My first book was Realism, Utopia, and the Mushroom Cloud: Four Activist Intellectuals and Their Strategies for Peace, 1945-1989 (U. of Chicago Press, 1993).
How have the fearsome weapons of the nuclear age changed the rules of international politics? Can cooperation gradually come to replace coercion as an instrument of international security? This book compares the careers of four intellectuals who grappled with these questions — four dissidents who shared a revulsion for the nuclear “balance of terror” but who possessed sharply divergent visions of a post-Cold War peace.
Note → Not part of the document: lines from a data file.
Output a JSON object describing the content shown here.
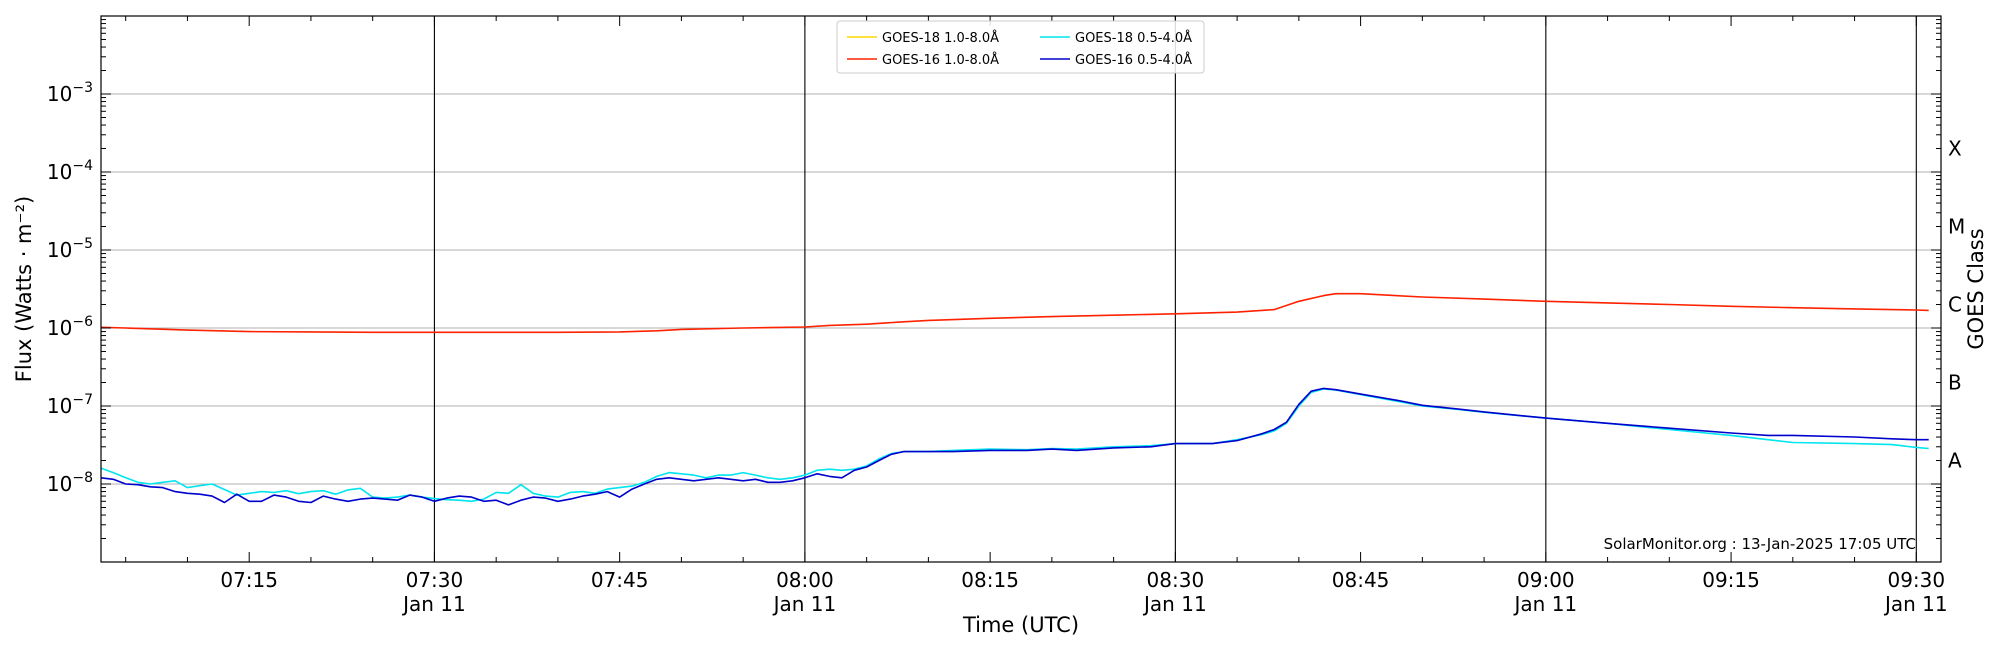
{
  "chart_data": {
    "type": "line",
    "title": "",
    "xlabel": "Time (UTC)",
    "ylabel": "Flux (Watts · m⁻²)",
    "y2label": "GOES Class",
    "yscale": "log",
    "ylim": [
      1e-09,
      0.01
    ],
    "xlim": [
      "07:03",
      "09:32"
    ],
    "grid": "horizontal",
    "legend_position": "top-center",
    "y_ticks": [
      {
        "value": 0.001,
        "base": "10",
        "exp": "−3"
      },
      {
        "value": 0.0001,
        "base": "10",
        "exp": "−4"
      },
      {
        "value": 1e-05,
        "base": "10",
        "exp": "−5"
      },
      {
        "value": 1e-06,
        "base": "10",
        "exp": "−6"
      },
      {
        "value": 1e-07,
        "base": "10",
        "exp": "−7"
      },
      {
        "value": 1e-08,
        "base": "10",
        "exp": "−8"
      }
    ],
    "x_ticks": [
      {
        "time": "07:15",
        "label": "07:15",
        "sublabel": ""
      },
      {
        "time": "07:30",
        "label": "07:30",
        "sublabel": "Jan 11"
      },
      {
        "time": "07:45",
        "label": "07:45",
        "sublabel": ""
      },
      {
        "time": "08:00",
        "label": "08:00",
        "sublabel": "Jan 11"
      },
      {
        "time": "08:15",
        "label": "08:15",
        "sublabel": ""
      },
      {
        "time": "08:30",
        "label": "08:30",
        "sublabel": "Jan 11"
      },
      {
        "time": "08:45",
        "label": "08:45",
        "sublabel": ""
      },
      {
        "time": "09:00",
        "label": "09:00",
        "sublabel": "Jan 11"
      },
      {
        "time": "09:15",
        "label": "09:15",
        "sublabel": ""
      },
      {
        "time": "09:30",
        "label": "09:30",
        "sublabel": "Jan 11"
      }
    ],
    "vertical_lines": [
      "07:30",
      "08:00",
      "08:30",
      "09:00",
      "09:30"
    ],
    "goes_classes": [
      {
        "label": "X",
        "value": 0.0002
      },
      {
        "label": "M",
        "value": 2e-05
      },
      {
        "label": "C",
        "value": 2e-06
      },
      {
        "label": "B",
        "value": 2e-07
      },
      {
        "label": "A",
        "value": 2e-08
      }
    ],
    "credit": "SolarMonitor.org : 13-Jan-2025 17:05 UTC",
    "series": [
      {
        "name": "GOES-18 1.0-8.0Å",
        "color": "#ffd700",
        "visible": false,
        "points": []
      },
      {
        "name": "GOES-16 1.0-8.0Å",
        "color": "#ff2200",
        "points": [
          [
            "07:03",
            1.02e-06
          ],
          [
            "07:05",
            1e-06
          ],
          [
            "07:10",
            9.4e-07
          ],
          [
            "07:15",
            9e-07
          ],
          [
            "07:20",
            8.9e-07
          ],
          [
            "07:25",
            8.8e-07
          ],
          [
            "07:30",
            8.8e-07
          ],
          [
            "07:35",
            8.8e-07
          ],
          [
            "07:40",
            8.8e-07
          ],
          [
            "07:45",
            8.9e-07
          ],
          [
            "07:48",
            9.2e-07
          ],
          [
            "07:50",
            9.6e-07
          ],
          [
            "07:55",
            1e-06
          ],
          [
            "08:00",
            1.03e-06
          ],
          [
            "08:02",
            1.08e-06
          ],
          [
            "08:05",
            1.12e-06
          ],
          [
            "08:08",
            1.2e-06
          ],
          [
            "08:10",
            1.25e-06
          ],
          [
            "08:15",
            1.33e-06
          ],
          [
            "08:20",
            1.4e-06
          ],
          [
            "08:25",
            1.46e-06
          ],
          [
            "08:30",
            1.52e-06
          ],
          [
            "08:35",
            1.6e-06
          ],
          [
            "08:38",
            1.72e-06
          ],
          [
            "08:40",
            2.2e-06
          ],
          [
            "08:42",
            2.6e-06
          ],
          [
            "08:43",
            2.75e-06
          ],
          [
            "08:45",
            2.75e-06
          ],
          [
            "08:50",
            2.5e-06
          ],
          [
            "08:55",
            2.35e-06
          ],
          [
            "09:00",
            2.2e-06
          ],
          [
            "09:05",
            2.1e-06
          ],
          [
            "09:10",
            2e-06
          ],
          [
            "09:15",
            1.9e-06
          ],
          [
            "09:20",
            1.82e-06
          ],
          [
            "09:25",
            1.76e-06
          ],
          [
            "09:30",
            1.7e-06
          ],
          [
            "09:31",
            1.68e-06
          ]
        ]
      },
      {
        "name": "GOES-18 0.5-4.0Å",
        "color": "#00e5ee",
        "points": [
          [
            "07:03",
            1.6e-08
          ],
          [
            "07:04",
            1.4e-08
          ],
          [
            "07:05",
            1.2e-08
          ],
          [
            "07:06",
            1.05e-08
          ],
          [
            "07:07",
            1e-08
          ],
          [
            "07:08",
            1.05e-08
          ],
          [
            "07:09",
            1.1e-08
          ],
          [
            "07:10",
            9e-09
          ],
          [
            "07:11",
            9.5e-09
          ],
          [
            "07:12",
            1e-08
          ],
          [
            "07:13",
            8.5e-09
          ],
          [
            "07:14",
            7.2e-09
          ],
          [
            "07:15",
            7.6e-09
          ],
          [
            "07:16",
            8e-09
          ],
          [
            "07:17",
            7.8e-09
          ],
          [
            "07:18",
            8.2e-09
          ],
          [
            "07:19",
            7.5e-09
          ],
          [
            "07:20",
            8e-09
          ],
          [
            "07:21",
            8.2e-09
          ],
          [
            "07:22",
            7.4e-09
          ],
          [
            "07:23",
            8.4e-09
          ],
          [
            "07:24",
            8.8e-09
          ],
          [
            "07:25",
            6.8e-09
          ],
          [
            "07:26",
            6.6e-09
          ],
          [
            "07:27",
            6.8e-09
          ],
          [
            "07:28",
            7.2e-09
          ],
          [
            "07:29",
            6.8e-09
          ],
          [
            "07:30",
            6.5e-09
          ],
          [
            "07:31",
            6.3e-09
          ],
          [
            "07:32",
            6.2e-09
          ],
          [
            "07:33",
            6e-09
          ],
          [
            "07:34",
            6.4e-09
          ],
          [
            "07:35",
            7.8e-09
          ],
          [
            "07:36",
            7.6e-09
          ],
          [
            "07:37",
            9.8e-09
          ],
          [
            "07:38",
            7.6e-09
          ],
          [
            "07:39",
            7e-09
          ],
          [
            "07:40",
            6.8e-09
          ],
          [
            "07:41",
            7.8e-09
          ],
          [
            "07:42",
            8e-09
          ],
          [
            "07:43",
            7.6e-09
          ],
          [
            "07:44",
            8.6e-09
          ],
          [
            "07:45",
            9e-09
          ],
          [
            "07:46",
            9.4e-09
          ],
          [
            "07:47",
            1.05e-08
          ],
          [
            "07:48",
            1.25e-08
          ],
          [
            "07:49",
            1.4e-08
          ],
          [
            "07:50",
            1.35e-08
          ],
          [
            "07:51",
            1.3e-08
          ],
          [
            "07:52",
            1.2e-08
          ],
          [
            "07:53",
            1.3e-08
          ],
          [
            "07:54",
            1.3e-08
          ],
          [
            "07:55",
            1.4e-08
          ],
          [
            "07:56",
            1.3e-08
          ],
          [
            "07:57",
            1.2e-08
          ],
          [
            "07:58",
            1.15e-08
          ],
          [
            "07:59",
            1.2e-08
          ],
          [
            "08:00",
            1.3e-08
          ],
          [
            "08:01",
            1.5e-08
          ],
          [
            "08:02",
            1.55e-08
          ],
          [
            "08:03",
            1.5e-08
          ],
          [
            "08:04",
            1.55e-08
          ],
          [
            "08:05",
            1.7e-08
          ],
          [
            "08:06",
            2.1e-08
          ],
          [
            "08:07",
            2.45e-08
          ],
          [
            "08:08",
            2.6e-08
          ],
          [
            "08:10",
            2.6e-08
          ],
          [
            "08:12",
            2.7e-08
          ],
          [
            "08:15",
            2.8e-08
          ],
          [
            "08:18",
            2.75e-08
          ],
          [
            "08:20",
            2.85e-08
          ],
          [
            "08:22",
            2.8e-08
          ],
          [
            "08:25",
            3e-08
          ],
          [
            "08:28",
            3.1e-08
          ],
          [
            "08:30",
            3.3e-08
          ],
          [
            "08:33",
            3.3e-08
          ],
          [
            "08:35",
            3.7e-08
          ],
          [
            "08:37",
            4.3e-08
          ],
          [
            "08:38",
            4.8e-08
          ],
          [
            "08:39",
            6e-08
          ],
          [
            "08:40",
            1e-07
          ],
          [
            "08:41",
            1.5e-07
          ],
          [
            "08:42",
            1.65e-07
          ],
          [
            "08:43",
            1.6e-07
          ],
          [
            "08:45",
            1.4e-07
          ],
          [
            "08:48",
            1.15e-07
          ],
          [
            "08:50",
            1e-07
          ],
          [
            "08:53",
            9e-08
          ],
          [
            "08:55",
            8.3e-08
          ],
          [
            "09:00",
            7e-08
          ],
          [
            "09:05",
            6e-08
          ],
          [
            "09:10",
            5e-08
          ],
          [
            "09:15",
            4.2e-08
          ],
          [
            "09:18",
            3.7e-08
          ],
          [
            "09:20",
            3.4e-08
          ],
          [
            "09:25",
            3.3e-08
          ],
          [
            "09:28",
            3.2e-08
          ],
          [
            "09:30",
            2.95e-08
          ],
          [
            "09:31",
            2.85e-08
          ]
        ]
      },
      {
        "name": "GOES-16 0.5-4.0Å",
        "color": "#0000cd",
        "points": [
          [
            "07:03",
            1.2e-08
          ],
          [
            "07:04",
            1.15e-08
          ],
          [
            "07:05",
            1e-08
          ],
          [
            "07:06",
            9.8e-09
          ],
          [
            "07:07",
            9.2e-09
          ],
          [
            "07:08",
            9e-09
          ],
          [
            "07:09",
            8e-09
          ],
          [
            "07:10",
            7.6e-09
          ],
          [
            "07:11",
            7.4e-09
          ],
          [
            "07:12",
            7e-09
          ],
          [
            "07:13",
            5.8e-09
          ],
          [
            "07:14",
            7.4e-09
          ],
          [
            "07:15",
            6e-09
          ],
          [
            "07:16",
            6e-09
          ],
          [
            "07:17",
            7.2e-09
          ],
          [
            "07:18",
            6.8e-09
          ],
          [
            "07:19",
            6e-09
          ],
          [
            "07:20",
            5.8e-09
          ],
          [
            "07:21",
            7e-09
          ],
          [
            "07:22",
            6.4e-09
          ],
          [
            "07:23",
            6e-09
          ],
          [
            "07:24",
            6.4e-09
          ],
          [
            "07:25",
            6.6e-09
          ],
          [
            "07:26",
            6.4e-09
          ],
          [
            "07:27",
            6.2e-09
          ],
          [
            "07:28",
            7.2e-09
          ],
          [
            "07:29",
            6.8e-09
          ],
          [
            "07:30",
            6e-09
          ],
          [
            "07:31",
            6.6e-09
          ],
          [
            "07:32",
            7e-09
          ],
          [
            "07:33",
            6.8e-09
          ],
          [
            "07:34",
            6e-09
          ],
          [
            "07:35",
            6.2e-09
          ],
          [
            "07:36",
            5.4e-09
          ],
          [
            "07:37",
            6.2e-09
          ],
          [
            "07:38",
            6.8e-09
          ],
          [
            "07:39",
            6.6e-09
          ],
          [
            "07:40",
            6e-09
          ],
          [
            "07:41",
            6.4e-09
          ],
          [
            "07:42",
            7e-09
          ],
          [
            "07:43",
            7.4e-09
          ],
          [
            "07:44",
            8e-09
          ],
          [
            "07:45",
            6.8e-09
          ],
          [
            "07:46",
            8.6e-09
          ],
          [
            "07:47",
            1e-08
          ],
          [
            "07:48",
            1.15e-08
          ],
          [
            "07:49",
            1.2e-08
          ],
          [
            "07:50",
            1.15e-08
          ],
          [
            "07:51",
            1.1e-08
          ],
          [
            "07:52",
            1.15e-08
          ],
          [
            "07:53",
            1.2e-08
          ],
          [
            "07:54",
            1.15e-08
          ],
          [
            "07:55",
            1.1e-08
          ],
          [
            "07:56",
            1.15e-08
          ],
          [
            "07:57",
            1.05e-08
          ],
          [
            "07:58",
            1.05e-08
          ],
          [
            "07:59",
            1.1e-08
          ],
          [
            "08:00",
            1.2e-08
          ],
          [
            "08:01",
            1.35e-08
          ],
          [
            "08:02",
            1.25e-08
          ],
          [
            "08:03",
            1.2e-08
          ],
          [
            "08:04",
            1.5e-08
          ],
          [
            "08:05",
            1.65e-08
          ],
          [
            "08:06",
            2e-08
          ],
          [
            "08:07",
            2.4e-08
          ],
          [
            "08:08",
            2.6e-08
          ],
          [
            "08:10",
            2.6e-08
          ],
          [
            "08:12",
            2.6e-08
          ],
          [
            "08:15",
            2.7e-08
          ],
          [
            "08:18",
            2.7e-08
          ],
          [
            "08:20",
            2.8e-08
          ],
          [
            "08:22",
            2.7e-08
          ],
          [
            "08:25",
            2.9e-08
          ],
          [
            "08:28",
            3e-08
          ],
          [
            "08:30",
            3.3e-08
          ],
          [
            "08:33",
            3.3e-08
          ],
          [
            "08:35",
            3.6e-08
          ],
          [
            "08:37",
            4.4e-08
          ],
          [
            "08:38",
            5e-08
          ],
          [
            "08:39",
            6.2e-08
          ],
          [
            "08:40",
            1.05e-07
          ],
          [
            "08:41",
            1.55e-07
          ],
          [
            "08:42",
            1.68e-07
          ],
          [
            "08:43",
            1.62e-07
          ],
          [
            "08:45",
            1.42e-07
          ],
          [
            "08:48",
            1.18e-07
          ],
          [
            "08:50",
            1.02e-07
          ],
          [
            "08:53",
            9.1e-08
          ],
          [
            "08:55",
            8.4e-08
          ],
          [
            "09:00",
            7e-08
          ],
          [
            "09:05",
            6e-08
          ],
          [
            "09:10",
            5.2e-08
          ],
          [
            "09:15",
            4.5e-08
          ],
          [
            "09:18",
            4.2e-08
          ],
          [
            "09:20",
            4.2e-08
          ],
          [
            "09:25",
            4e-08
          ],
          [
            "09:28",
            3.8e-08
          ],
          [
            "09:30",
            3.7e-08
          ],
          [
            "09:31",
            3.7e-08
          ]
        ]
      }
    ]
  }
}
Louise Weiss, a French journalist and Realpolitiker, believed that only a third military superpower — a “United States of Europe” — could break the Cold War impasse.
Leo Szilard, a Hungarian physicist and father of the atomic bomb, spent the last two decades of his life prodding the Soviets and Americans toward cooperative diplomacy.
E.P. Thompson, a British historian, mobilized millions in the campaign for European Nuclear Disarmament.
Danilo Dolci, an Italian poet, worked in mafia-ridden Sicily experimenting with methods of nonviolent conflict resolution that he hoped would prove effective globally.
By comparing the ideals, the triumphs, and the failures of these activists, this book illuminates the problematic boundary between “realism” and “utopianism” in the nuclear age.